Driving aside, I also look younger than I really am. I'm almost 21 years old but I look like I'm sixteen (I believe my age has gone up a little - last summer I looked thirteen, apparently...) I worry that I won't be respected as a teacher or that I won't respect myself. I need to start wearing make up. I don't usually have time in the morning to do it and I feel that I don't do it properly. I need to lose weight and look more "womanly". I need to develop a teacher voice rather than the happy-go-lucky voice I've got going on right now. I need to stop acting like a teenager... I NEED, I NEED. I need to do so many things to make myself older and it's frustrating. I keep having people tell me that I should be myself and not worry about acting older but that's not what society is telling me.

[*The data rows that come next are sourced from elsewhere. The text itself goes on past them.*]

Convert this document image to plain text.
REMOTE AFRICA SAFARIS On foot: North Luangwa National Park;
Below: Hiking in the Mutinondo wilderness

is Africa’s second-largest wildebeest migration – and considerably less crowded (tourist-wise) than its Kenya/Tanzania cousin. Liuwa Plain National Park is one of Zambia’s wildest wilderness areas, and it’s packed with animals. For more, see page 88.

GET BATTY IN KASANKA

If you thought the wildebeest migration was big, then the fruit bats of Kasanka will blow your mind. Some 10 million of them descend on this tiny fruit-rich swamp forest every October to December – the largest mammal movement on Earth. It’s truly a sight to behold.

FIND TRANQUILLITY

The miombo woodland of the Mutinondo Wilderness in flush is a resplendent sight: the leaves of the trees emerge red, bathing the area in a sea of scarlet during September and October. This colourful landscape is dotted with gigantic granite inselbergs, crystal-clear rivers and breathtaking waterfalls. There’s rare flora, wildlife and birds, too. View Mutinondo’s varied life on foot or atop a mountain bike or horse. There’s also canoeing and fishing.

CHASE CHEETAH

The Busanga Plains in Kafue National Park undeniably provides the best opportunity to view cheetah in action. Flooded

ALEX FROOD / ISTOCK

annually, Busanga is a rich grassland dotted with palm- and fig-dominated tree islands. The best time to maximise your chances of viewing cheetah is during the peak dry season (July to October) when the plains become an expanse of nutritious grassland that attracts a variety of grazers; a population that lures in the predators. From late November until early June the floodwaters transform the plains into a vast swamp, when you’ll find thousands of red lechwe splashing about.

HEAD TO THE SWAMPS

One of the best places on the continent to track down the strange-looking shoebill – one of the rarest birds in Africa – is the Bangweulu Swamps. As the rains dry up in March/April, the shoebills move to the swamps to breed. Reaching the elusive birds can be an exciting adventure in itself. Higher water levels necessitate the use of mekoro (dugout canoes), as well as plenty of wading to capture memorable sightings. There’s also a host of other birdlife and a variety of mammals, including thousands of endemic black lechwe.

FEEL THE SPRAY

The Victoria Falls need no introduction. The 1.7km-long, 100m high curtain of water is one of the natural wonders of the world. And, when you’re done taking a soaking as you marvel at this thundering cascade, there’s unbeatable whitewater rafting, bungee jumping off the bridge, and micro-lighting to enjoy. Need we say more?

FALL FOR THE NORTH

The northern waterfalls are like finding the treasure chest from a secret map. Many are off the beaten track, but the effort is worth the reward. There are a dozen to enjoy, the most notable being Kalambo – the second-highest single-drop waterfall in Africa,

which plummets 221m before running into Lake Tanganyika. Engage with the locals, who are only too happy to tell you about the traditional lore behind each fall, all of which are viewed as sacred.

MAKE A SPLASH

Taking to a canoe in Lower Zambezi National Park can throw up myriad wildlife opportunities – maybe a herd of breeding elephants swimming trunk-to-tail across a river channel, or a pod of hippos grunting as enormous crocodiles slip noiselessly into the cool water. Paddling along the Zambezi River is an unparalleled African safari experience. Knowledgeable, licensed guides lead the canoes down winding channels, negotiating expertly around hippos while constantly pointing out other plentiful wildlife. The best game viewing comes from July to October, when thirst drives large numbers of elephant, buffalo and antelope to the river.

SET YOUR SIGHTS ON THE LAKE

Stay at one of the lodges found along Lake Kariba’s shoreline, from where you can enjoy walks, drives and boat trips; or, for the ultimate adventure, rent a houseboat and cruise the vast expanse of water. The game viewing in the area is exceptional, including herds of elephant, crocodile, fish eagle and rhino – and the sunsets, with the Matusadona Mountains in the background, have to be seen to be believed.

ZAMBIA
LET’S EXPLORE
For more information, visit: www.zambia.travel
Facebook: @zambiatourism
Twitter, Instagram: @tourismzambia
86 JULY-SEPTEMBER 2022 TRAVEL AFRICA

Oh, and to top it off my stupid boss doesn't respect me as a coworker either. To tell me that I don't care about those kids at day care is ridiculous! She hasn't said so much but she's so stuck up with everything that it wouldn't surprise me if she did. I think I might argue with her. She makes me so angry with her "you don't know anything" tone and her not wanting to leave me alone with the kids. It makes me so mad! She has no right to assume that I don't have the responsibility to take charge. I have watched five children at once (twin 2 year olds, a tantrum-ing six year old and two older girls with attitude). I've watched a very little baby with no worries. She has no idea. If she had a concern she could call my references to get an actual opinion rather than one just by appearances but that's too much work for her - I'm sorry to suggest it. Ugh. Sorry to rant, everyone. Can you relate with anything I mentioned? I hope so.
Well, here's my video - it's SO BAD. I shouldn't have made one but the damage is done...
[youtube=
http://www.youtube.com/watch?v=o9obUy_XkCE] My response to your challenge, Maggie. Three favorite things in the whole world... That's a tough one. I might have to think another week. Sorry to back out of a seemingly easy challenge but it will take some pondering!
Loves for the week!
~Megan / Thursday
PS: Here's a lolcat because it made me laugh... :)
PPS: I REALLY NEED TO PRACTICE FLUTE!!! I am so lazy with it that I am going to FAIL my audition in a MONTH! OH MY GOSH. What have I done?!